In Māori mythology, Manaia was a chief of the mythological land Hawaiki. After his wife's brother Ngātoro-i-rangi had migrated to New Zealand, Manaia's wife, Kuiwai, sent their  daughter Haungaroa and four other girls to tell Ngatoro that Manaia had cursed him. Ngātoro-i-rangi performed rituals to ward off the curse, cursed Manaia in return, and set out for Hawaiki with a force of 140 warriors to take vengeance on Manaia.

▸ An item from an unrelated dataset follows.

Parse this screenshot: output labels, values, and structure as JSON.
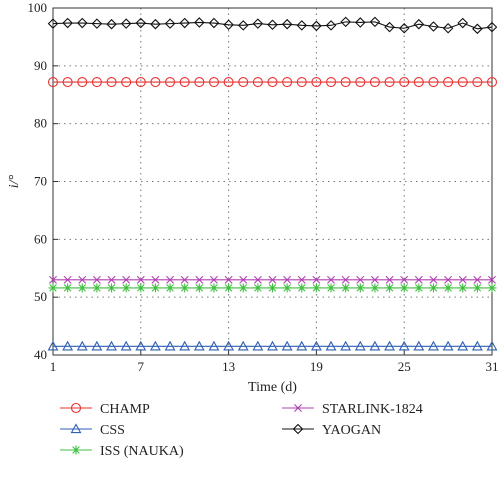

Manaia's priests were confident that they would win easily and therefore prepared large ovens for the bodies of Ngātoro-i-rangi's warriors. Ngātoro-i-rangi's men bloodied themselves and  pretended to be dead, thus laying an ambush.  In their over-confidence, Manaia's men advanced recklessly and all Manaia's men and priests were killed; only Manaia himself survived.

Ngātoro-i-rangi and his crew returned to New Zealand. Manaia gathered an army and set sail to New Zealand to attack them. Ngātoro-i-rangi and his wife, however, performed magical incantations, as a result of which Tāwhirimātea, the god of wind and storms, sent a great storm that destroyed Manaia's canoes and killed Manaia himself.

References
R.D. Craig, Dictionary of Polynesian Mythology (Greenwood Press: New York, 1989), 154.
E.R. Tregear, Maori-Polynesian Comparative Dictionary (Lyon and Blair: Lambton Quay 1891), 203–204.